Сейчас это выглядит смешно. Мальчишка влетает к завтраку: «Распустился Osmanthus! Clematis armandii! Trichodendron!» [*османтус, клематис армандии, триходендрон (лат.)] Для меня это не были латинские и греческие названия. Они были чем-то вроде наших собак и кошек; знакомые и любимые. Был у нас и обнесенный оградой огород, но овощами отец не интересовался. Тут бережливость отступала, допуская, чтобы два раза в неделю приходил человек ухаживать за ними. Его гордостью были здесь фруктовые деревья, яблони и груши, которыми увлекался кто-то из прежних священников, а мой отец добавил к ним свои; старые решетчатые шпалеры и покрытые шишковатыми наростами деревья в форме кордонов; плодоносные сучки хрупкие, словно древесный уголь.
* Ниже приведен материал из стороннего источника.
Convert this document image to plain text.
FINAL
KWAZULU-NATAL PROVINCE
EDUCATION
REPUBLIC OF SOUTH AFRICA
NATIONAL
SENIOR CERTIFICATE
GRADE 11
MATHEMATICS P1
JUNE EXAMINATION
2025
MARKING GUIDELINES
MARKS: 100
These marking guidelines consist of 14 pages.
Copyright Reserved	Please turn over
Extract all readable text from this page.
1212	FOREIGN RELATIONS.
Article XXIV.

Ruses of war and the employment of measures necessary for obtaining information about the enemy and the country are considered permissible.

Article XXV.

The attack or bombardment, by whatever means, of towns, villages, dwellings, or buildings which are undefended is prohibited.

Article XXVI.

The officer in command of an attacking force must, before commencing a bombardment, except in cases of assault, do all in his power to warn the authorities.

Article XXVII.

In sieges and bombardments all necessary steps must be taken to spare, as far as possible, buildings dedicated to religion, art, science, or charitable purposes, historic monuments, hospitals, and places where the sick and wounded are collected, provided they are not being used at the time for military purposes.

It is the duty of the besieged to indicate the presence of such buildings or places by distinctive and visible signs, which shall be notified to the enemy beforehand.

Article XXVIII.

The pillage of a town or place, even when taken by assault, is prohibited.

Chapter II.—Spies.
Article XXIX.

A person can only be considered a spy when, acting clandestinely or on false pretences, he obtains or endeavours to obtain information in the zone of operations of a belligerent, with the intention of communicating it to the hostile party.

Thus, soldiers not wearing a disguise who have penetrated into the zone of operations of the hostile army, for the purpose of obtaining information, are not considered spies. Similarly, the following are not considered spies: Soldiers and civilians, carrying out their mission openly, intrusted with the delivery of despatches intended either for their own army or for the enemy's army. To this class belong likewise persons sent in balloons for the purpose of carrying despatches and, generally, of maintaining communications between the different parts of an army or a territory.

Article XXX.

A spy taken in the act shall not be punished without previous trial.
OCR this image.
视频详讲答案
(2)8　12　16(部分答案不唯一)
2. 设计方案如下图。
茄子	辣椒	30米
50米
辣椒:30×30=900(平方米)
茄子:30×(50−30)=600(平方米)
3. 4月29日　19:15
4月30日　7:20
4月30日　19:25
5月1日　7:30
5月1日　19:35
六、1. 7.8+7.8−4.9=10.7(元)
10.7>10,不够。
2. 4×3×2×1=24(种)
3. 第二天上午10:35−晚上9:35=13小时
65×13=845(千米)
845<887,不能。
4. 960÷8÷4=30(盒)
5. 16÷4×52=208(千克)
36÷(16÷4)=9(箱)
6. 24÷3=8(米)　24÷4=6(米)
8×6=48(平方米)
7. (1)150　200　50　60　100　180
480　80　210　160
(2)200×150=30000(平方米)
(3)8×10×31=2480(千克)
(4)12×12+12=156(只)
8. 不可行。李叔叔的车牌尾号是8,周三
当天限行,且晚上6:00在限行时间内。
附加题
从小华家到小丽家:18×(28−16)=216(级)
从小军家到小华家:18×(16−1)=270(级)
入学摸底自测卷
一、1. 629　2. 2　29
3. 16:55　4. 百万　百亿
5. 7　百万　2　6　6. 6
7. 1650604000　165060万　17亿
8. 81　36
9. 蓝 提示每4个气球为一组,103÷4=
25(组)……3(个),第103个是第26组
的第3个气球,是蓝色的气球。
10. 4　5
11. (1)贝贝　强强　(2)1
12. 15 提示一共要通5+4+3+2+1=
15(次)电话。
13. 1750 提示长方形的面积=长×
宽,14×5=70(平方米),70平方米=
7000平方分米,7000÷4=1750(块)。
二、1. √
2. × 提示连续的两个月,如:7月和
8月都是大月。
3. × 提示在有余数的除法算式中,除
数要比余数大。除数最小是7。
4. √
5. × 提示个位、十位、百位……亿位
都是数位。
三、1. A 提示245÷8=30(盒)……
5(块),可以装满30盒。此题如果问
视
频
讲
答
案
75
Наверное, их и теперь еще выращивают: жаргонель, глу-морсо, мускусный бергамот, добрый христианин; коричневатые рассеты, пепины, уордены, зеленые кодлинги, и множество безымянных: тети-миллина яблоня, желтый дьявол (потому что обыкновенно сгнивал на чердаке, куда ссыпали яблоки), зеленое пряное. Я знал их как другие мальчишки знают игроков в крикет своего графства и футбольные команды.
Ему я обязан и другой поэзией, в буквальном значении слова, хотя, подобно другим дарам, доставшимся детям от родителей, для их созревания потребовалось немало лет. Когда я был ребенком, он любил или во всяком случае считал своим долгом, если позволяли его обязанности, приходить и читать мне перед сном. Когда я стал старше (хотя далеко не настолько, сколько нужно бы), он иногда читал мне какой-нибудь отрывок попроще из своих текстов семнадцатого века — более ради того, как это звучало, я думаю, нежели их религиозного содержания, хотя, быть может, он и надеялся на нечто вроде чуда Куэ [*Эмиль Куэ (1857–1926) — французский психиатр, лечивший методом гипноза, основанным на повторении внушающих уверенность фраз в то время как пациент погружен в дремотное состояние и легче поддается внушению]. Изредка доступными для понимания ребенка словами он пытался разъяснить мне содержание доктрины, лежавшей в основе текста, как менее глубокомысленный родитель мог бы пытаться изложить действительную историю ковбоев и индейцев. С детства я определенно рос с представлением о крайне запутанных теологических ристалищах, и вынес убеждение, что жить в Церкви было некогда куда увлекательнее.